I slumped down on the floor, as if I was cowering, but I was not. I watched another chandelier come crashing down on the benches, and tried not to blink or shudder at the sheer noise.

Putting the candelabrum on the floor, I sat very still. If this thing blew out the lights, I would be very uncomfortable, but so far it had not done that, and as I remained there without moving or speaking, it grew quiet again.

Slowly, I reached back for my lute and brought it around into my lap. I wasn’t sure what I meant to do, but I tightened the strings of the lute, plucking it very softly, to tune it. Closing my eyes, I began to play from memory that melody that I’d heard in the Cardinal’s palace. I thought, without words, of what that music had meant to me when I’d been arguing with Ankanoc. I thought of the coherence, the eloquence of it, the way it spoke to me of a world in which harmony was infinitely more than dream, in which beauty pointed to the divine. I was almost weeping suddenly as I gave in to the music, trusting myself to reconstruct the melody and make it my own with any changes that memory couldn’t support.

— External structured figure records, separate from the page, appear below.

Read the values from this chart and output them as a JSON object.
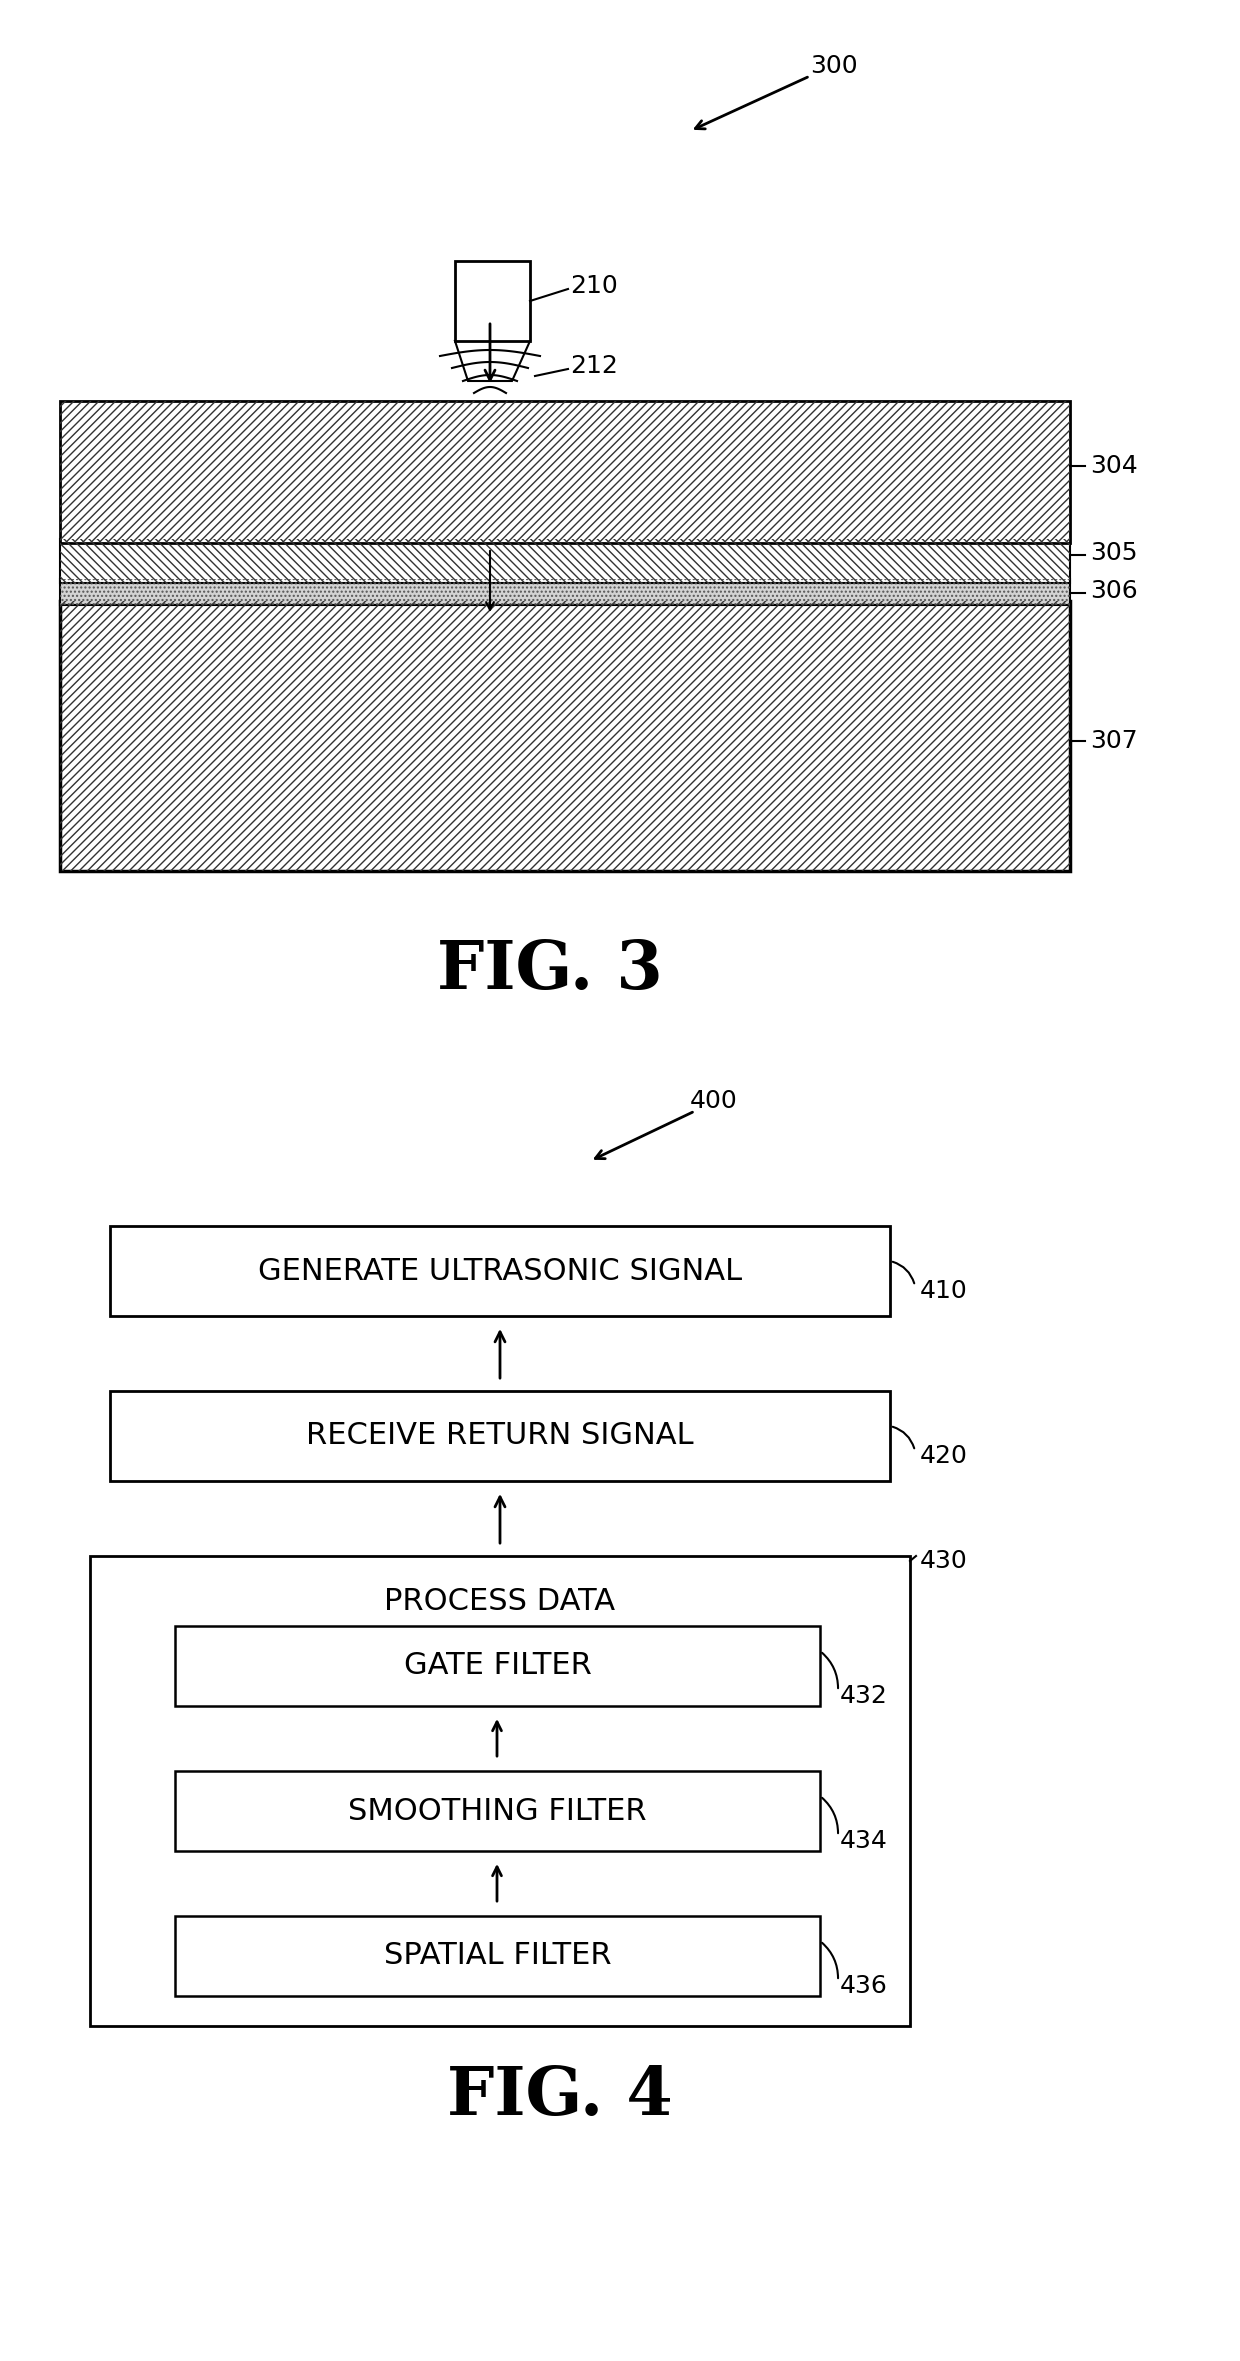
{
  "fig3_label": "FIG. 3",
  "fig4_label": "FIG. 4",
  "ref_300": "300",
  "ref_210": "210",
  "ref_212": "212",
  "ref_304": "304",
  "ref_305": "305",
  "ref_306": "306",
  "ref_307": "307",
  "ref_400": "400",
  "ref_410": "410",
  "ref_420": "420",
  "ref_430": "430",
  "ref_432": "432",
  "ref_434": "434",
  "ref_436": "436",
  "box_410_text": "GENERATE ULTRASONIC SIGNAL",
  "box_420_text": "RECEIVE RETURN SIGNAL",
  "box_430_text": "PROCESS DATA",
  "box_432_text": "GATE FILTER",
  "box_434_text": "SMOOTHING FILTER",
  "box_436_text": "SPATIAL FILTER",
  "background_color": "#ffffff",
  "line_color": "#000000"
}
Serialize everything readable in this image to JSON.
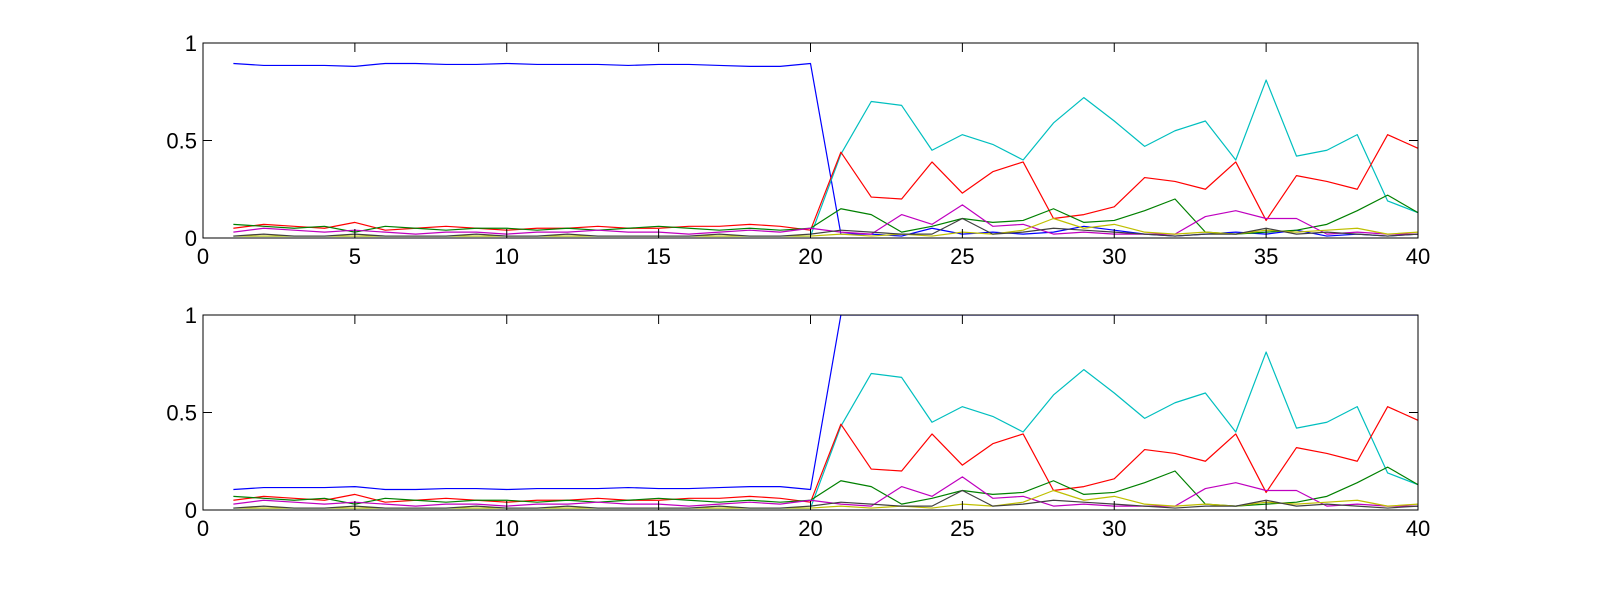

The soft notes of the lute echoed off the walls. I grew a little bolder, playing faster, and with greater variation, and slowly taking the melody into a melancholy comment on itself. I began to hum with the lower notes, and then to sing under my breath in low monosyllables, na nah, na nah nah, na, letting my fingers and my voice take me where they would. The tears came to my eyes. I let them spill down my face. I began to sing under my breath the words of a psalm.